Like Crispin, I still believe in the philosophy, so I feel a little bit trapped: I know feminism can't succeed without widespread appeal, which we can't get without some kind of accessible campaign. And Solnit's optimism is not entirely or even mainly misplaced: Following the election of Donald Trump, strategies for how to resist—another historically meaningful word now being used to signify a dangerously wide range of actions—have proliferated, and as a result, unapologetically progressive ideas, like single-payer health care, prison reform, and rights for trans people, have made their way into the national discourse. The Women's March, too, was fantastically reaffirming: I remember emerging from a crowded DC subway car at 8:00 AM on a Saturday and waiting for a packed escalator as women of all ages and races erupted into cheers, ready to participate in one of the largest displays of peaceful protest history had ever seen. It was the first time in a long time that I was proud to call myself a feminist, that I felt comfortable publicly associating myself with the political ideology that has most defined my adult life. That a larger portion of the population is now able to identify permutations of patriarchy is probably ultimately more useful than relegating the movement to academia.

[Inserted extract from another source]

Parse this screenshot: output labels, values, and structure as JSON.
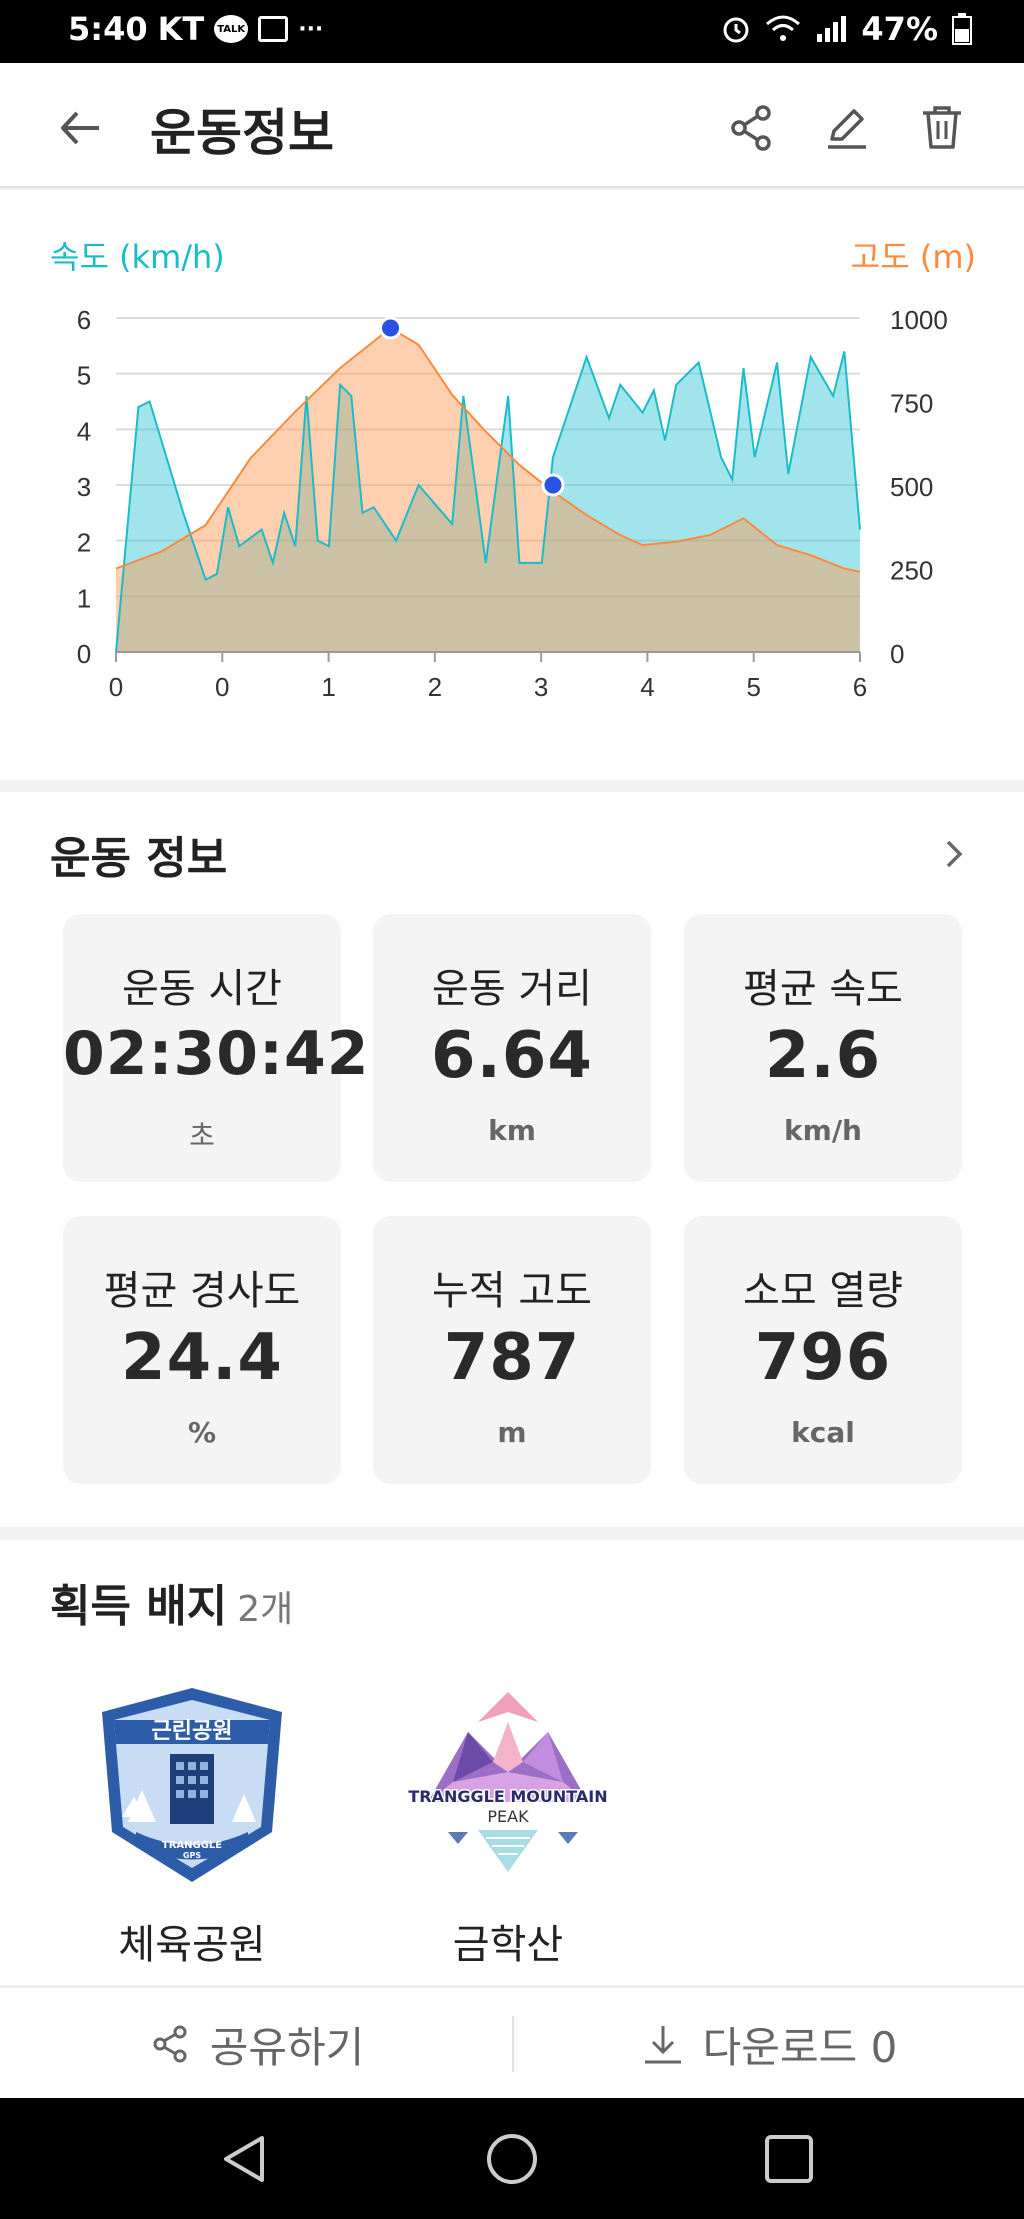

Nevertheless, the language nags. People often point out that Hillary Clinton won the popular vote by a veritable landslide, more than three million votes, which is also very heartening—except when you consider that, like the stories of "breaking the silence," this fact seems to exist in a parallel universe to our political reality, and it allows too many people to ignore massive (but well covered elsewhere) problems with Clinton's platform, the acknowledgment of which would be very instructive in the perils of rhetorical lameness, if nothing else. I still believe that speaking out and telling stories—through journalism, protest, calling your elected representatives, or even posts on social media—are essential components in creating change. But I have also come to think of these tactics as consolations—all we can do, rather than all we should.